If ever there was a dangerously inappropriate political football, it is the potential sale of Crafar farms to the Chinese company, Shanghai Pengxin and the hysterical xenophobia it has induced. While the furor has managed successfully to paint National into a very uncomfortable corner, it has also made all future overseas purchases significantly more difficult. Like the sale of airport shares to Canada during the Labour administration, the entire debacle has been driven by the typical isolationist xenophobia of Kiwis in general (the consequence of living on an island miles from anywhere). Unlike the airport saga, though, the Crafar sale has the added complication of an about-turn instituted by a legal judgement.
Let me be clear that I have no issue, on the surface, with the Justice Miller’s legal finding that the OIO have overestimated the additional benefits to New Zealand of an overseas sale. The problem here is with the word “additional” which the Judge correctly points out can be interpreted to mean “additional to the reasonable improvements expect to incur from a New Zealand sale”. While this is a reasonable lay interpretation of the words, it is clear that the OIO and, I suspect, many economists would disagree with it.
The problem lies in the fact that the idea of reasonable improvements is extremely nebulous. Take the Crafar farms, for instance, (and John Key is probably thinking “please do”). Fay and his consortium could simply sell the farms, without improvements, individually, to make a reasonable profit. Or, more likely, they can spend the bare minimum to make them a going concern again and make a killing. Absurdly, if they sold them individually, I think all the farms are small enough to escape the level of scrutiny being given to the current deal. It is therefore quite possible for Fay to sell the farms individually to Pengxin over a period of a few years (I am just guessing here, but it is possible, owing to the way the current law is structured, that a deal like this could be made)
The thing is that Fay, and any other New Zealand bidder can offer as many improvements and jobs as their imagination can provide. Unlike the Chinese and other foreign bidders, the OIO has no power to compel them to provide these improvements. Fran O’Sullivan points out in her column today that Fay has an extra $30 million dollars to play with and so can make his offer of improvements seem very plausible. It would be hard to establish that his offer, bogus or not, was “unreasonable”.
Effectively, this makes it virtually impossible for an overseas investor to beat a homegrown offer, even if that offer is much lower (in fact, especially if it is lower). As O’Sullivan points out, this essentially reduces the sale price of all farms in New Zealand.

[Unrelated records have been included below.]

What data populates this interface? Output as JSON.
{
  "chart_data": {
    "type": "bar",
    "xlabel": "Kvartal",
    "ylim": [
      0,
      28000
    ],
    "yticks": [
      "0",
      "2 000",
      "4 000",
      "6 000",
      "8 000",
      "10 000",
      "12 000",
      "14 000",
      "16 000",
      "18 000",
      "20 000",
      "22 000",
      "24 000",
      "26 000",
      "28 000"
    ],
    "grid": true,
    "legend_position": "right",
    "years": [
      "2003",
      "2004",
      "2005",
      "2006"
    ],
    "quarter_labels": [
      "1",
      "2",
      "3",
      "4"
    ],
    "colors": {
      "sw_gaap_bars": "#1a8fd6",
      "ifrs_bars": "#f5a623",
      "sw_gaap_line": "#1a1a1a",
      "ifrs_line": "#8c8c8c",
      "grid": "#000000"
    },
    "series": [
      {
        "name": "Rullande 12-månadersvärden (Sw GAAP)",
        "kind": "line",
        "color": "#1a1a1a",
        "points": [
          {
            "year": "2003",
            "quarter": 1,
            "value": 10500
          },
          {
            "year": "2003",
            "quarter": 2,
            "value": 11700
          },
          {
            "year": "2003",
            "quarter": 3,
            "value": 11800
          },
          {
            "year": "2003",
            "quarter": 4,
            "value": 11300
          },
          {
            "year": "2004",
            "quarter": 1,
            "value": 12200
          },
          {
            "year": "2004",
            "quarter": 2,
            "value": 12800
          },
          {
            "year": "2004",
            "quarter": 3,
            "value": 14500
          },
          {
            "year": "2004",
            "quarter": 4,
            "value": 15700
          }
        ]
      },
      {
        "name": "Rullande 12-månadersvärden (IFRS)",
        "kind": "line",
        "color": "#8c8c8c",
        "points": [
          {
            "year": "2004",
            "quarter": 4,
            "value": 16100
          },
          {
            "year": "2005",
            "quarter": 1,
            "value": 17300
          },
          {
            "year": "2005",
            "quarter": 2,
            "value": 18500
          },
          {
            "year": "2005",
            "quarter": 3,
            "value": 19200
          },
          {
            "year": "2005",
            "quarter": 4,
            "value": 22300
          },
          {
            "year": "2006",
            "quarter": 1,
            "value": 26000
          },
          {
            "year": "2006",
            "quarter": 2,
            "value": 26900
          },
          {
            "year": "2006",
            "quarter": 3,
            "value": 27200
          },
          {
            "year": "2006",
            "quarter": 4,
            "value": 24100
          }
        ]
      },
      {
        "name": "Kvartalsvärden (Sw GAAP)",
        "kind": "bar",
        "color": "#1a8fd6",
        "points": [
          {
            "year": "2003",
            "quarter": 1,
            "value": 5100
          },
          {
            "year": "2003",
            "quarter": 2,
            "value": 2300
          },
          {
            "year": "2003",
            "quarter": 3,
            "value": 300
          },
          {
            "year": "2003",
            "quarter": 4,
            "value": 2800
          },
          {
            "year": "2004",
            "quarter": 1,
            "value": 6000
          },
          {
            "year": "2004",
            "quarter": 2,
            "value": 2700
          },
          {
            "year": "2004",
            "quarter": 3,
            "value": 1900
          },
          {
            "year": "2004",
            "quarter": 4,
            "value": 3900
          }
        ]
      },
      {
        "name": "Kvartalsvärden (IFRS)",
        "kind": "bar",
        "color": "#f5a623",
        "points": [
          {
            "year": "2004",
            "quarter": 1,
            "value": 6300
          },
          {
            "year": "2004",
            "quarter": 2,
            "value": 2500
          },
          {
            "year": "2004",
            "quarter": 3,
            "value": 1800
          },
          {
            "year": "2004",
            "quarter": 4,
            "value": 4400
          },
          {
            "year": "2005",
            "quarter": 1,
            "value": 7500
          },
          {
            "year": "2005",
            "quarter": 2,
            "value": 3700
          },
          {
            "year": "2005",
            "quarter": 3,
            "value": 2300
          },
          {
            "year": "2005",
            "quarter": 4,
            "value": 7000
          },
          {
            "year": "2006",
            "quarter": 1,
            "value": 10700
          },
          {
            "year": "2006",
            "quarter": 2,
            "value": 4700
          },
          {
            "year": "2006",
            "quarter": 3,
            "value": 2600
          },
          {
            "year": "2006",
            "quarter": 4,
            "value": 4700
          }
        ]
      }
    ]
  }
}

Ridiculously, the Left are crowing about National’s discomfiture without any apparent appreciation for the damage they are doing to New Zealand investment. This is made doubly absurd by the fact that Labour accepted many, many farm sales during their last administration based on exactly the same OIO analysis as the Crafar one, now rejected by Justice Miller.
There are no good options left for National. Appealing Justice Miller’s ruling would merely prolong the issue and there is no guarantee that it would be overturned. Approving the sale based on a new OIO recommendation will see Fay taking it to court again. The damage to National would be very large if he was successful. Key might even have to demote his ministers.
Rejecting the sale is also a poor option, sending all the wrong signals to overseas investors, but at least it can be done in the context of reviewing the OIO criteria and making the selection process clearer and more defined. The MacDoctors advice, FWIW, would be to scotch the sale and purchase the farms via Landcorp (at a bid somewhere between Fay’s and Pengxin’s). Get them up and running again and sell them individually ( if Fay can make money out of this I see no reason for the government not to be able to). At least Fay will not profit from his machinations (and that would send a clear signal to the Chinese that the New Zealand government is less than impressed with the situation and will act to remedy it). Then the OIO criteria can be revised and made unambiguous at leisure.
Of course Pengxin will be put out, but even that would be a valuable lesson for them. Next time you want a piece of New Zealand, get a New Zealand company to front the bid and loan them the money. We have to do the same when buying into China.
After all, xenophobia is the bed-pan of socialism. You just have to hide it under the bed.